Between the lines: Trump never gravitates towards complexity. And the reprogramming of funds to allow more wall spending, without declaring an emergency, would have been complicated to explain to voters.
- The president is expected to declare a national emergency today when he appears in the Rose Garden at 10 a.m. for remarks on "the national security and humanitarian crisis on our southern border."
Examples of Trump's maximalist impulse include:
- Building a "Great Wall" vs. the mix of security solutions recommended by border experts.
- Repeated threats to kill all of NAFTA.
- Calls for full, rather than gradual, withdrawals from Syria and Afghanistan.

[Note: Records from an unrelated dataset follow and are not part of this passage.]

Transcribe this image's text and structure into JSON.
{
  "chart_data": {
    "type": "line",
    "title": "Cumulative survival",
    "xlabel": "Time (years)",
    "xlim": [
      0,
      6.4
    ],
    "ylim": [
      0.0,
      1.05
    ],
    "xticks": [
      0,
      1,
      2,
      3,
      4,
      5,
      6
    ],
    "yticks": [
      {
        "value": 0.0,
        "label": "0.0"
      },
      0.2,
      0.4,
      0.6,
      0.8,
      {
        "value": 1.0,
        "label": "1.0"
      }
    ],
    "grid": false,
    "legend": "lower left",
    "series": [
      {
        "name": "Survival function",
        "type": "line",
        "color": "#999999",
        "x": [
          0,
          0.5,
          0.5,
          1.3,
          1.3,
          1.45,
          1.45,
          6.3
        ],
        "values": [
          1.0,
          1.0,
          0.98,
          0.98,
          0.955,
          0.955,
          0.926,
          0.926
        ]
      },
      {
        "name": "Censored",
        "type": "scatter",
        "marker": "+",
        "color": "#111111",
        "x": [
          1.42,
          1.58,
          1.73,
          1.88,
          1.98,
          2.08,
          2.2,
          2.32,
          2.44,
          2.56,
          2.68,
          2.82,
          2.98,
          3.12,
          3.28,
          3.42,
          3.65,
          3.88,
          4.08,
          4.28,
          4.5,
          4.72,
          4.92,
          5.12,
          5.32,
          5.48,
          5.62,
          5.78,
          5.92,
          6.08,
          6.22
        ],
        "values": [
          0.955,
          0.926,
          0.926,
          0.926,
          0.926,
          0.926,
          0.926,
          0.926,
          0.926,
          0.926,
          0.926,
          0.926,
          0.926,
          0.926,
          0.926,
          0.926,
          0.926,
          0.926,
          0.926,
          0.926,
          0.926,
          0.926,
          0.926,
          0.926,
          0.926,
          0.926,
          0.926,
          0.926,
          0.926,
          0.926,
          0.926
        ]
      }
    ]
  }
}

Months in the making: Last summer, Trump told Mick Mulvaney — then White House budget director, now chief of staff — to find him money to pay for the wall without going to Congress.
- The Office of Management and Budget has been sifting through obscure piles of money ever since, and was well-prepared for the emergency declaration.
The reason some staff pushed back against the emergency was that they knew it would result in immediate court action (it obviously still will), and because they knew the backlash it would spur on Capitol Hill.
- Conservative lawyers close to the White House worried about the precedent it would set.
Be smart: Trump makes big decisions substantially through the lens of: "What can I sell to my people?"
- Trump consistently thinks in terms of public relations: When people ask him what he achieved during the shutdown, he says he got the nation to focus on the border — and the media to talk about nothing but the border for a month.